Enter App Engine CRON Service and Cloud Functions

This blog post by Google demonstrates how one can use App Engines CRON functionality to trigger Dataflow periodically or Cloud Functions to start pipelines when a file is uploaded/changed in a Cloud storage bucket. The latter was exactly what I needed for my latest Dataflow project so I sat out to create a POC of this approach. The rest of this post is a summary of what I discovered.

Prerequisites

The setup consists of three moving parts:

  • A self-executable Dataflow pipeline jar file.
  • A Cloud Storage bucket that where files get added periodically by a partner of ours.
  • A Cloud Function configured to run each time something changes in that bucket.

I had already written the actual Dataflow pipeline code in Clojure using Datasplash and I’ll refer to that as pipeline.jar in the code examples later on. Since I already was in Clojure mode with the pipeline code I decided to try writing the Cloud Function in Clojurescript instead of vanilla Javascript. My colleague Martin had already proven that you can write such functions in several different languages that compiles to Javascript, including Clojurescript.

Generating index.js and package.json

Since Clojurescript is a language that compiles to Javascript we’ll have to start with setting up the tools to do the code generation. Here’s a simplification of how my Leiningen project.clj file looks:

Now I can run lein do npm install, cljsbuild once to install my npm dependencies, generate a package.json and compile the index.js file.

What ends up in the index.js file is defined in some Clojurescript that looks like this:

It’s a bit of a mouthful, but the main takeaways are:

  • The pipeline-example-trigger function has to be exported to act as the entry point used by GCF.
  • The incoming raw-event that the function receives when a something happens in the bucket gets parsed and the name and the bucket fields are extracted.
  • The execute-jar-file function uses node-jre to spawn a java process that starts the pipeline-standalone.jar executable with the necessary arguments.
  • The -> proc parts are there to handle logging and events from the child process and making sure the Cloud Function callback gets called when the java process is done submitting the Dataflow pipeline.

Deploying the function to GCF

Now we’re ready to deploy the function to see it in action. I use the Google Cloud CLI to deploy and start the function on GCF, like this:

gcloud beta functions deploy pipeline-example-trigger \ --local-path target/pipeline-example \ --stage-bucket [STAGE BUCKET] \ --trigger-bucket [BUCKET TO WATCH]

The --local-path and --stage-bucket arguments are the locations the source of the functions should be copied from and to. --trigger-bucket is the GCS bucket this function should be watching for changes.

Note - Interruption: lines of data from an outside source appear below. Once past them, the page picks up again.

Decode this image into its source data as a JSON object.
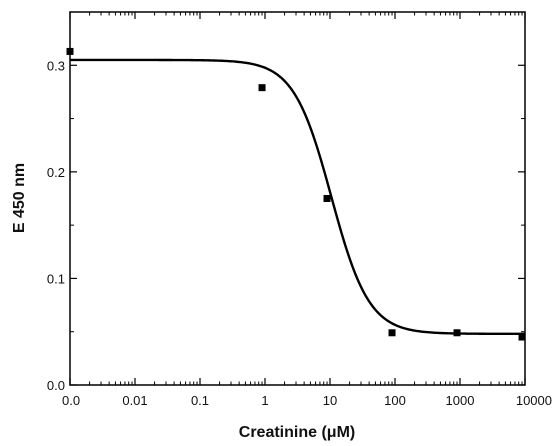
{
  "chart_data": {
    "type": "scatter",
    "title": "",
    "xlabel": "Creatinine (μM)",
    "ylabel": "E 450 nm",
    "x_scale": "log",
    "xlim": [
      0.001,
      10000
    ],
    "ylim": [
      0.0,
      0.35
    ],
    "x_ticks": [
      {
        "value": 0.001,
        "label": "0.0"
      },
      {
        "value": 0.01,
        "label": "0.01"
      },
      {
        "value": 0.1,
        "label": "0.1"
      },
      {
        "value": 1,
        "label": "1"
      },
      {
        "value": 10,
        "label": "10"
      },
      {
        "value": 100,
        "label": "100"
      },
      {
        "value": 1000,
        "label": "1000"
      },
      {
        "value": 10000,
        "label": "10000"
      }
    ],
    "y_ticks": [
      {
        "value": 0.0,
        "label": "0.0"
      },
      {
        "value": 0.1,
        "label": "0.1"
      },
      {
        "value": 0.2,
        "label": "0.2"
      },
      {
        "value": 0.3,
        "label": "0.3"
      }
    ],
    "grid": false,
    "legend": "none",
    "series": [
      {
        "kind": "points",
        "marker": "square",
        "color": "#000000",
        "x": [
          0.001,
          0.9,
          9,
          90,
          900,
          9000
        ],
        "y": [
          0.313,
          0.279,
          0.175,
          0.049,
          0.049,
          0.045
        ]
      },
      {
        "kind": "fit-curve",
        "color": "#000000",
        "model": "sigmoid",
        "top": 0.305,
        "bottom": 0.048,
        "ec50": 10.5,
        "hill": 1.5
      }
    ]
  }
}
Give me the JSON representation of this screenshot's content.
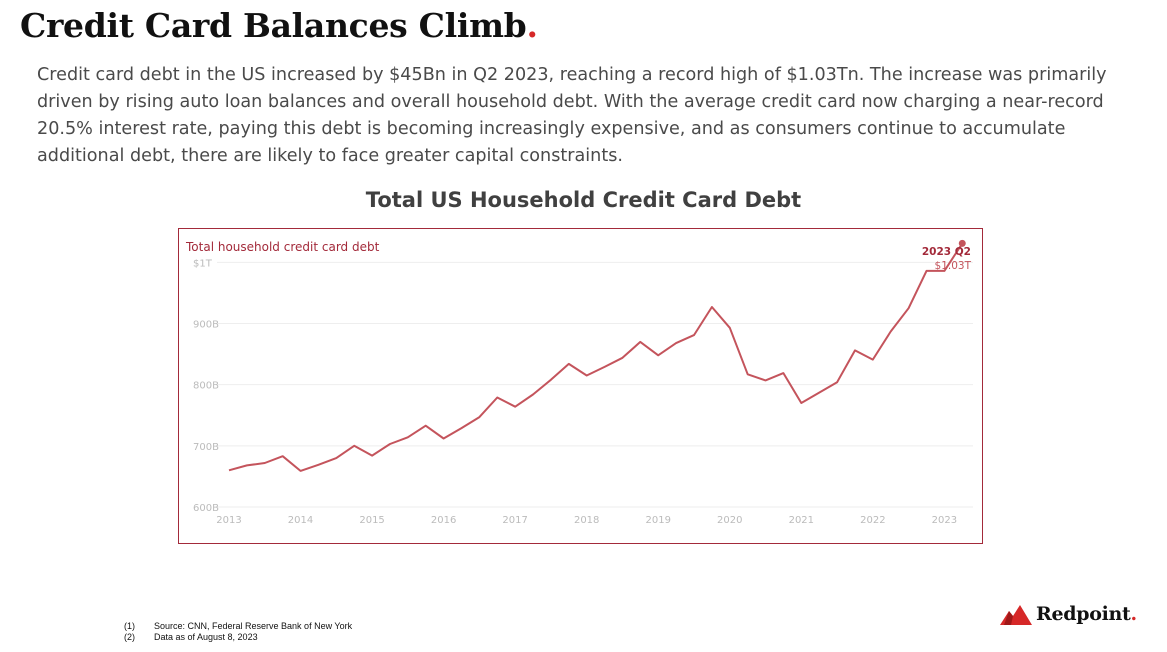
{
  "slide": {
    "title": "Credit Card Balances Climb",
    "title_dot": ".",
    "description": "Credit card debt in the US increased by $45Bn in Q2 2023, reaching a record high of $1.03Tn. The increase was primarily driven by rising auto loan balances and overall household debt. With the average credit card now charging a near-record 20.5% interest rate, paying this debt is becoming increasingly expensive, and as consumers continue to accumulate additional debt, there are likely to face greater capital constraints.",
    "chart_heading": "Total US Household Credit Card Debt"
  },
  "footnotes": [
    {
      "num": "(1)",
      "text": "Source: CNN, Federal Reserve Bank of New York"
    },
    {
      "num": "(2)",
      "text": "Data as of August 8, 2023"
    }
  ],
  "logo": {
    "text": "Redpoint",
    "dot": "."
  },
  "colors": {
    "accent": "#d62828",
    "line": "#c4545c",
    "border": "#a32a3a",
    "axis_text": "#bbbbbb",
    "grid": "#eeeeee"
  },
  "chart_data": {
    "type": "line",
    "title": "Total household credit card debt",
    "annotation": {
      "label": "2023 Q2",
      "value": "$1.03T"
    },
    "xlabel": "",
    "ylabel": "",
    "ylim": [
      600,
      1030
    ],
    "xlim": [
      2013,
      2023.4
    ],
    "grid": true,
    "y_ticks": [
      {
        "value": 600,
        "label": "600B"
      },
      {
        "value": 700,
        "label": "700B"
      },
      {
        "value": 800,
        "label": "800B"
      },
      {
        "value": 900,
        "label": "900B"
      },
      {
        "value": 1000,
        "label": "$1T"
      }
    ],
    "x_ticks": [
      {
        "value": 2013,
        "label": "2013"
      },
      {
        "value": 2014,
        "label": "2014"
      },
      {
        "value": 2015,
        "label": "2015"
      },
      {
        "value": 2016,
        "label": "2016"
      },
      {
        "value": 2017,
        "label": "2017"
      },
      {
        "value": 2018,
        "label": "2018"
      },
      {
        "value": 2019,
        "label": "2019"
      },
      {
        "value": 2020,
        "label": "2020"
      },
      {
        "value": 2021,
        "label": "2021"
      },
      {
        "value": 2022,
        "label": "2022"
      },
      {
        "value": 2023,
        "label": "2023"
      }
    ],
    "series": [
      {
        "name": "Total household credit card debt",
        "x": [
          2013.0,
          2013.25,
          2013.5,
          2013.75,
          2014.0,
          2014.25,
          2014.5,
          2014.75,
          2015.0,
          2015.25,
          2015.5,
          2015.75,
          2016.0,
          2016.25,
          2016.5,
          2016.75,
          2017.0,
          2017.25,
          2017.5,
          2017.75,
          2018.0,
          2018.25,
          2018.5,
          2018.75,
          2019.0,
          2019.25,
          2019.5,
          2019.75,
          2020.0,
          2020.25,
          2020.5,
          2020.75,
          2021.0,
          2021.25,
          2021.5,
          2021.75,
          2022.0,
          2022.25,
          2022.5,
          2022.75,
          2023.0,
          2023.25
        ],
        "values": [
          660,
          668,
          672,
          683,
          659,
          669,
          680,
          700,
          684,
          703,
          714,
          733,
          712,
          729,
          747,
          779,
          764,
          784,
          808,
          834,
          815,
          829,
          844,
          870,
          848,
          868,
          881,
          927,
          893,
          817,
          807,
          819,
          770,
          787,
          804,
          856,
          841,
          887,
          925,
          986,
          986,
          1031
        ]
      }
    ]
  }
}
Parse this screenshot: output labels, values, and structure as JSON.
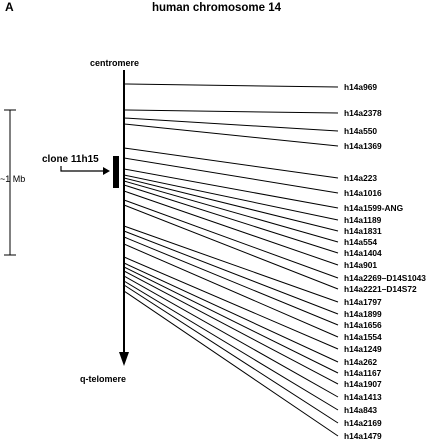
{
  "panel_label": "A",
  "title": "human chromosome 14",
  "centromere_label": "centromere",
  "telomere_label": "q-telomere",
  "clone_label": "clone  11h15",
  "scale_label": "~1 Mb",
  "markers": [
    "h14a969",
    "h14a2378",
    "h14a550",
    "h14a1369",
    "h14a223",
    "h14a1016",
    "h14a1599-ANG",
    "h14a1189",
    "h14a1831",
    "h14a554",
    "h14a1404",
    "h14a901",
    "h14a2269–D14S1043",
    "h14a2221–D14S72",
    "h14a1797",
    "h14a1899",
    "h14a1656",
    "h14a1554",
    "h14a1249",
    "h14a262",
    "h14a1167",
    "h14a1907",
    "h14a1413",
    "h14a843",
    "h14a2169",
    "h14a1479"
  ]
}
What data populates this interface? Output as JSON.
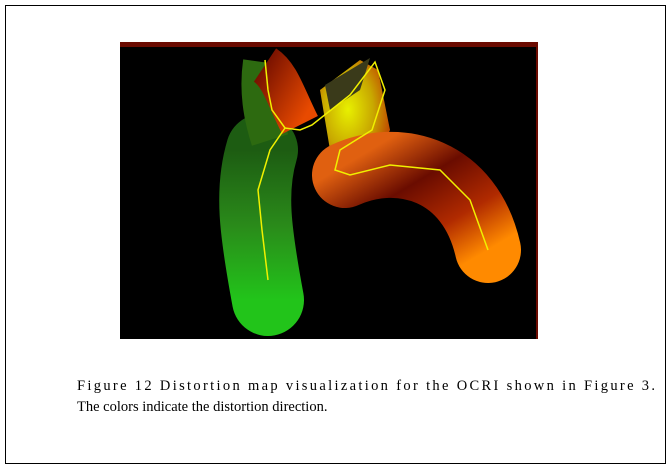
{
  "figure": {
    "caption": {
      "lines": [
        "Figure 12 Distortion map visualization for the OCRI shown in Figure 3.",
        "The colors indicate the distortion direction."
      ]
    }
  }
}
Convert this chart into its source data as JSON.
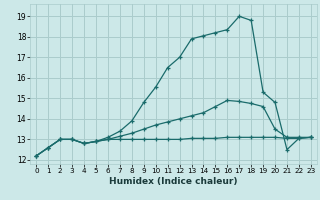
{
  "title": "",
  "xlabel": "Humidex (Indice chaleur)",
  "xlim": [
    -0.5,
    23.5
  ],
  "ylim": [
    11.8,
    19.6
  ],
  "yticks": [
    12,
    13,
    14,
    15,
    16,
    17,
    18,
    19
  ],
  "xticks": [
    0,
    1,
    2,
    3,
    4,
    5,
    6,
    7,
    8,
    9,
    10,
    11,
    12,
    13,
    14,
    15,
    16,
    17,
    18,
    19,
    20,
    21,
    22,
    23
  ],
  "bg_color": "#cce8e8",
  "grid_color": "#aacccc",
  "line_color": "#1a6b6b",
  "lines": [
    {
      "x": [
        0,
        1,
        2,
        3,
        4,
        5,
        6,
        7,
        8,
        9,
        10,
        11,
        12,
        13,
        14,
        15,
        16,
        17,
        18,
        19,
        20,
        21,
        22,
        23
      ],
      "y": [
        12.2,
        12.6,
        13.0,
        13.0,
        12.8,
        12.9,
        13.0,
        13.0,
        13.0,
        13.0,
        13.0,
        13.0,
        13.0,
        13.05,
        13.05,
        13.05,
        13.1,
        13.1,
        13.1,
        13.1,
        13.1,
        13.05,
        13.05,
        13.1
      ]
    },
    {
      "x": [
        0,
        1,
        2,
        3,
        4,
        5,
        6,
        7,
        8,
        9,
        10,
        11,
        12,
        13,
        14,
        15,
        16,
        17,
        18,
        19,
        20,
        21,
        22,
        23
      ],
      "y": [
        12.2,
        12.6,
        13.0,
        13.0,
        12.8,
        12.9,
        13.0,
        13.15,
        13.3,
        13.5,
        13.7,
        13.85,
        14.0,
        14.15,
        14.3,
        14.6,
        14.9,
        14.85,
        14.75,
        14.6,
        13.5,
        13.1,
        13.1,
        13.1
      ]
    },
    {
      "x": [
        0,
        1,
        2,
        3,
        4,
        5,
        6,
        7,
        8,
        9,
        10,
        11,
        12,
        13,
        14,
        15,
        16,
        17,
        18,
        19,
        20,
        21,
        22,
        23
      ],
      "y": [
        12.2,
        12.6,
        13.0,
        13.0,
        12.8,
        12.9,
        13.1,
        13.4,
        13.9,
        14.8,
        15.55,
        16.5,
        17.0,
        17.9,
        18.05,
        18.2,
        18.35,
        19.0,
        18.8,
        15.3,
        14.8,
        12.5,
        13.05,
        13.1
      ]
    }
  ]
}
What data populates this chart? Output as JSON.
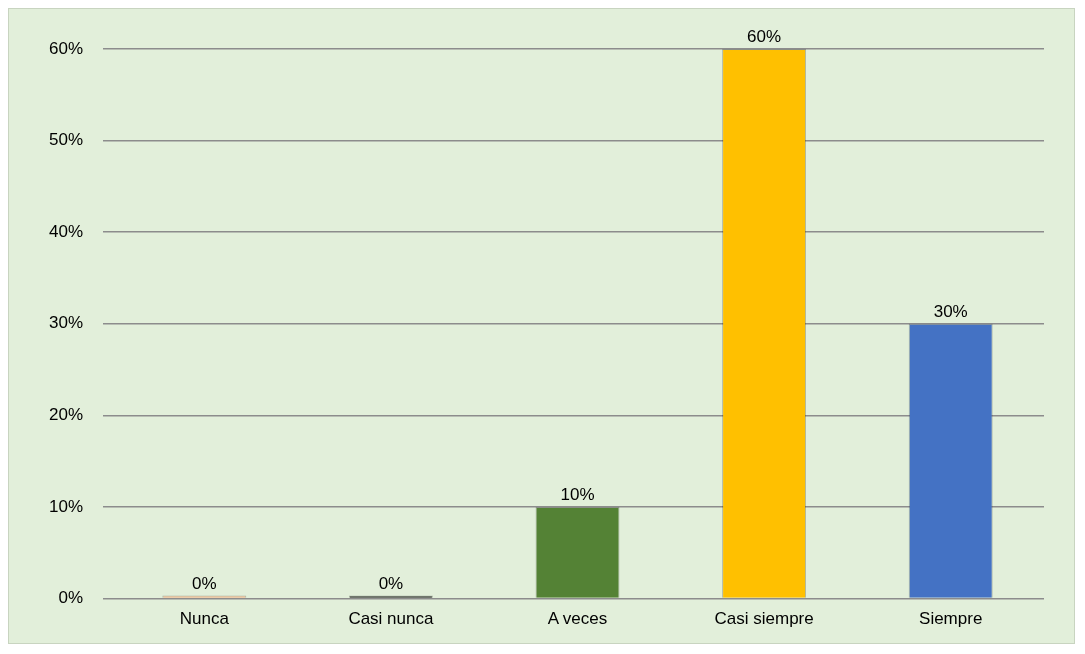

The proof is in the pudding

The function is up and running, and as you can see on the right of the graph there it received an event when I used the CLI to simulate a file change in the bucket it is watching.

gcloud beta functions call pipeline-example-trigger \ --data '{"name": "file-name", "bucket": "bucket-name"}'

And the logging works as expected.

Closing thoughts

Google Cloud Functions had just entered beta state when this post was written, so understandably it has some rough edges and some missing features. E.g. I’d like a way of providing my own zip file to deploy instead of having to point to a directory with sources because it’d make using a CI/CD service like CircleCI a lot easier. Being able to write functions in a JVM language instead of just Javascript would also make the exercise I’ve done here, albeit fun and interesting, unnecessary.

The turnaround for deploying a function to test it is a bit long, especially when you include a quite large jar file like here. Luckily Google has created an emulator that allows us to test the functions locally before deploying them to the cloud. The fact that I developed this in Clojurescript, that has a great REPL for interactive development, also limited the need for actually deploying the code to test it.

My prediction is that we here at Unacast are going to use Google Cloud Functions to simplify and get rid of a lot of complex code in the months to come. Exciting times ahead!

--

--